Shea said Economic Action Plan 2013 contained a new program to support conservation work in recreational fisheries, noting the government approved 28 projects worth $1.8 million for Pacific salmon.
“Again, that isn’t tied to any specific recommendation,” said Proboszez. “Justice Cohen doesn’t talk about that sort of solution.”
DFO’s actions not tied to Cohen recommendations
The minister also said the government is dedicating all of the money from the Salmon Conservation Stamp to the Pacific Salmon Foundation. She said that means the foundation will receive $1 million more annually.
“My understanding is that they’ve been discussing that action for years, irrespective of the Cohen inquiry, so again that should have likely happened a long time ago any ways,” Proboszez rebutted.
“Again, there’s no recommendation that has anything to do with that action.”
Proboszez declined comment on Shea’s announcement about the Discovery Island moratorium because he said he had not yet read the minister’s statement.
Cohen’s recommendations focused heavily on salmon farms
The Conservative government launched the Cohen Commission after just 1.4 million salmon returned in what was expected to be a return of 10 million sockeye salmon for the 2009 Fraser River run.

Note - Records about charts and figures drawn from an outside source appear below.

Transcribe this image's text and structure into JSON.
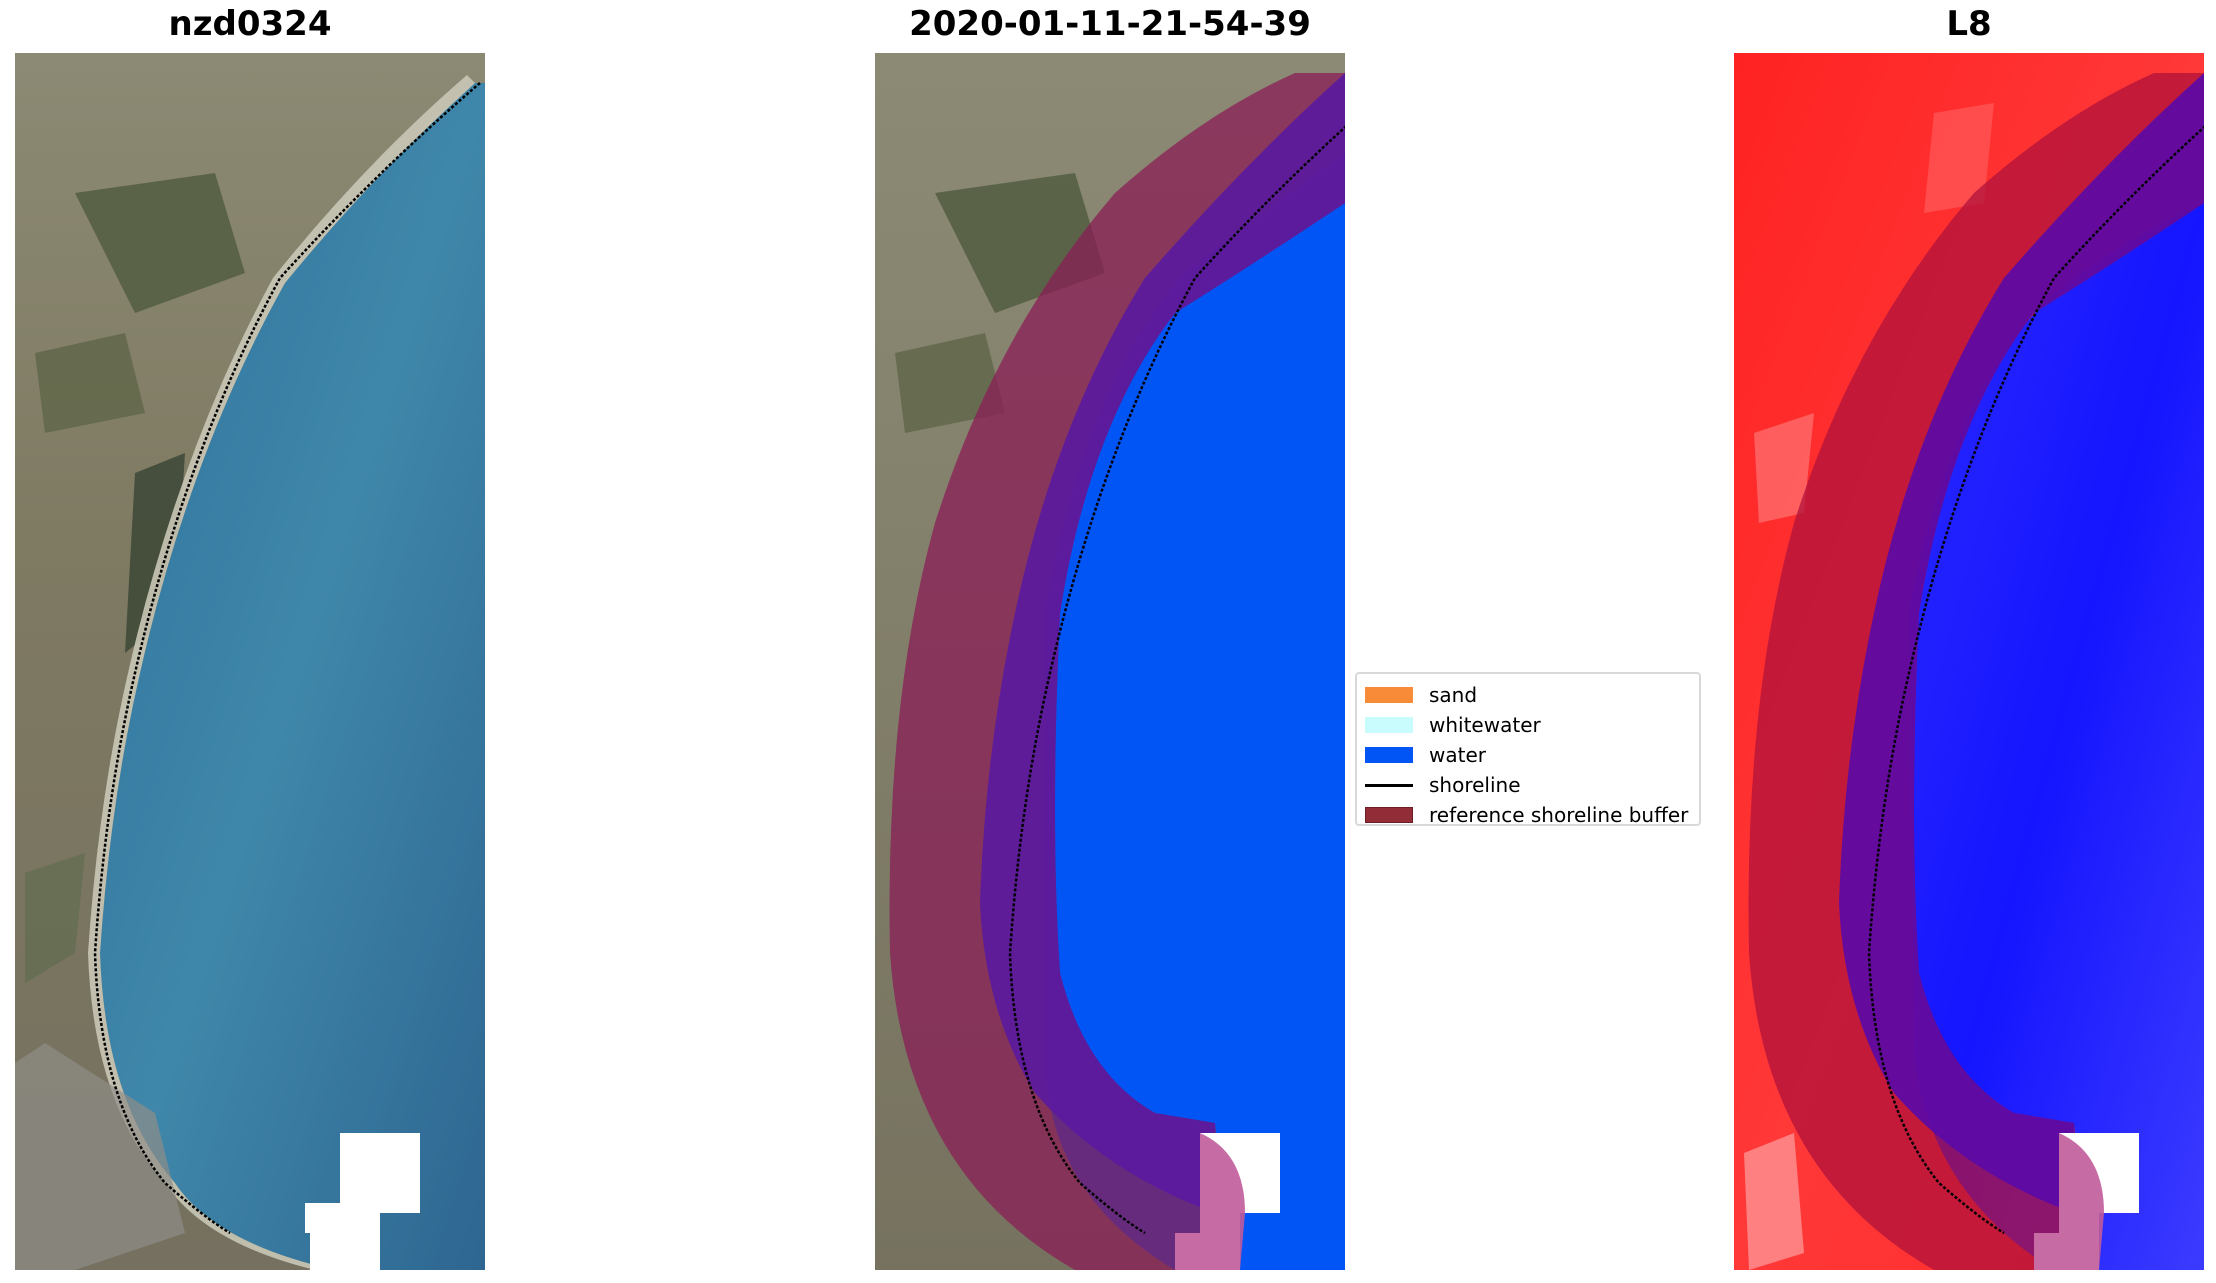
{
  "panels": {
    "left_title": "nzd0324",
    "middle_title": "2020-01-11-21-54-39",
    "right_title": "L8"
  },
  "legend": {
    "placement": "center",
    "items": [
      {
        "label": "sand",
        "color": "#f88b37",
        "kind": "patch"
      },
      {
        "label": "whitewater",
        "color": "#c9fcfc",
        "kind": "patch"
      },
      {
        "label": "water",
        "color": "#0155f5",
        "kind": "patch"
      },
      {
        "label": "shoreline",
        "color": "#000000",
        "kind": "line"
      },
      {
        "label": "reference shoreline buffer",
        "color": "#922c36",
        "kind": "patch"
      }
    ]
  },
  "colors": {
    "land": "#8a8470",
    "sea": "#2f6f9a",
    "water_class": "#0155f5",
    "buffer": "#8a1e56",
    "index_land": "#ff2a2a",
    "index_water": "#1a1aff"
  }
}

The inquiry sat for 138 days of hearings, received more than three million pages of documents and listened to almost 900 public submissions.
Cohen’s three-volume report made 75 recommendations, 11 of which focused on the salmon farming industry.
Cohen said the department should not issue any new open net-pen licences in the Discovery Islands, cap production and limit the maximum duration of a licence to one year, starting immediately and at least until Sept. 30, 2020.
On Sept. 30, 2020, the minister should also prohibit open net-pen farms in the Discovery Islands, unless he or she is satisfied those farms pose at most a minimal risk to migrating sockeye, he added.
Cohen said the department should continue collecting fish data from the industry, farmed-fish samples for research purposes as a licence condition, and grant non-government scientific researchers timely access to fish-health data.